The gain is a mix of nutrition and genetic improvement. This does show us that biotechnology has the potential to generate quantum rather than marginal gains. The genetic improvements have not involved genetic modification, but more what us lay people would describe as selective breeding. It is just that with modern technology that can be done much smarter and much faster.

I make this point because biotechnology is not just about GE. I also make the point that when the GE moratorium is lifted, it is not open slather: the approvals process folds into one of the most elaborate and careful in the world. This suggests to me that we will continue to see a lot of progress made in livestock performance outside of the GE side of science.

That is on the supply side. Gains have also been made at the market end of the spectrum. MAF recalls that as recently as 1994, predictions were for the average price of a lamb to rise from $40 to $46 by 2001, and for lamb receipts to rise from $1.1 billion to $1.4 billion. In fact the average price rose to $64 and despite the decline in stock numbers total receipts rose to $1.9 billion.

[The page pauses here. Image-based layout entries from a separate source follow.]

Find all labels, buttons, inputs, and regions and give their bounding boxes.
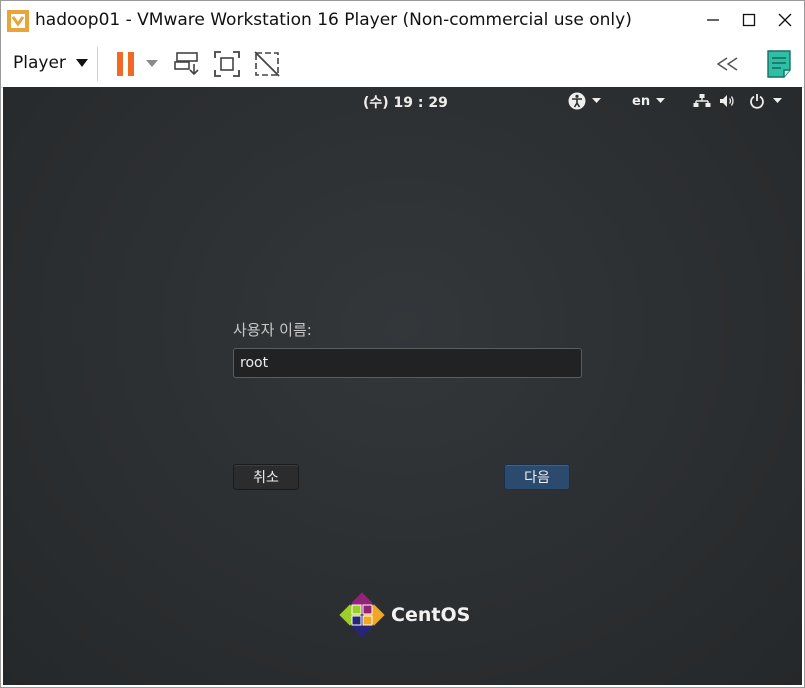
vmware-window: hadoop01 - VMware Workstation 16 Player … [0,0,805,688]
power-options-dropdown[interactable] [143,48,161,80]
full-screen-icon [214,51,240,77]
centos-logo [339,592,385,638]
system-menu[interactable] [693,91,782,111]
pause-button[interactable] [111,48,141,80]
maximize-button[interactable] [731,5,767,35]
window-title: hadoop01 - VMware Workstation 16 Player … [35,10,632,30]
language-indicator: en [632,93,651,109]
unity-icon [254,51,280,77]
pause-icon [117,52,134,76]
player-menu-button[interactable]: Player [7,47,94,79]
vmware-app-icon [7,10,29,32]
centos-wordmark: CentOS [391,604,471,626]
close-icon [778,13,792,27]
network-icon [693,94,711,107]
title-bar: hadoop01 - VMware Workstation 16 Player … [1,1,804,41]
player-toolbar: Player [1,41,804,88]
accessibility-icon [568,92,586,110]
caret-down-icon [773,98,782,103]
chevron-down-icon [146,60,158,67]
username-input[interactable] [233,348,582,378]
notes-icon [767,50,791,78]
double-chevron-left-icon [716,57,738,71]
minimize-button[interactable] [695,5,731,35]
minimize-icon [707,19,719,21]
username-label: 사용자 이름: [233,321,312,339]
volume-icon [720,95,734,107]
send-keys-icon [174,52,199,76]
player-menu-label: Player [13,53,66,73]
send-ctrl-alt-del-button[interactable] [171,48,203,80]
centos-branding: CentOS [339,592,471,638]
cancel-button[interactable]: 취소 [233,464,299,490]
collapse-toolbar-button[interactable] [713,48,743,80]
next-button[interactable]: 다음 [504,464,570,490]
full-screen-button[interactable] [211,48,243,80]
toolbar-divider [97,47,98,81]
close-button[interactable] [767,5,803,35]
accessibility-menu[interactable] [568,91,601,111]
caret-down-icon [592,98,601,103]
unity-mode-button[interactable] [251,48,283,80]
clock[interactable]: (수) 19 : 29 [363,92,448,112]
message-log-button[interactable] [763,48,795,80]
vm-display[interactable]: (수) 19 : 29 en 사용자 이름: root 취소 다음 CentOS [3,87,802,685]
power-icon [750,94,764,109]
maximize-icon [742,13,756,27]
caret-down-icon [75,59,88,67]
caret-down-icon [656,98,666,103]
gnome-top-bar: (수) 19 : 29 en [3,87,802,115]
language-menu[interactable]: en [632,91,666,111]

Meat and Wool Innovation calculates that between and 1991 and this year, real lamb prices rose by 6 per cent per annum: that is a remarkable growth rate over a long and sustained period.

In some ways we are in control of our own destinies here. New Zealand accounts for 55 per cent of world sheep meat exports, so given our world class scale, advances in production, product quality and market realisations depend a lot on our own innovative effort.
We are much less dominant in the world beef trade, and perhaps as expected the performance trends are less pronounced. Beef cattle numbers have been fairly static over the last decade, and while production volumes are up, real price gains have been more muted – averaging 1 per cent a year.

I don’t think that this means that the beef trade is commodity trade. To me, there does not seem to be any intrinsic reason why we should not expect the production, product and market price improvements that we have seen with sheepmeats.

There are a number of issues that have to be faced throughout the full range of the meat industry value chain, if you will excuse the pun. There are science issues, skills supply adequacy, infrastructure standards, climate change challenges, water quality questions, food standards and market access developments that will all impact on the shape and pace of the development of this industry.

I make two observations. One is that no one agency, private or public, has all the responsibility for making progress on these issues, and no one agency has all the answers. Progress in the industry requires a combined focus on our economic potential. The second observation is that whatever it is that we are doing on the economic development front, the natural resource based industries in general, and the meat industry within that, are central to our plans and our prospects.

Thank you for the invitation today. Best wishes for the rest of your conference. I hope you enjoy the special facilities of the Bay, and in the time left with you I am happy to take questions from you.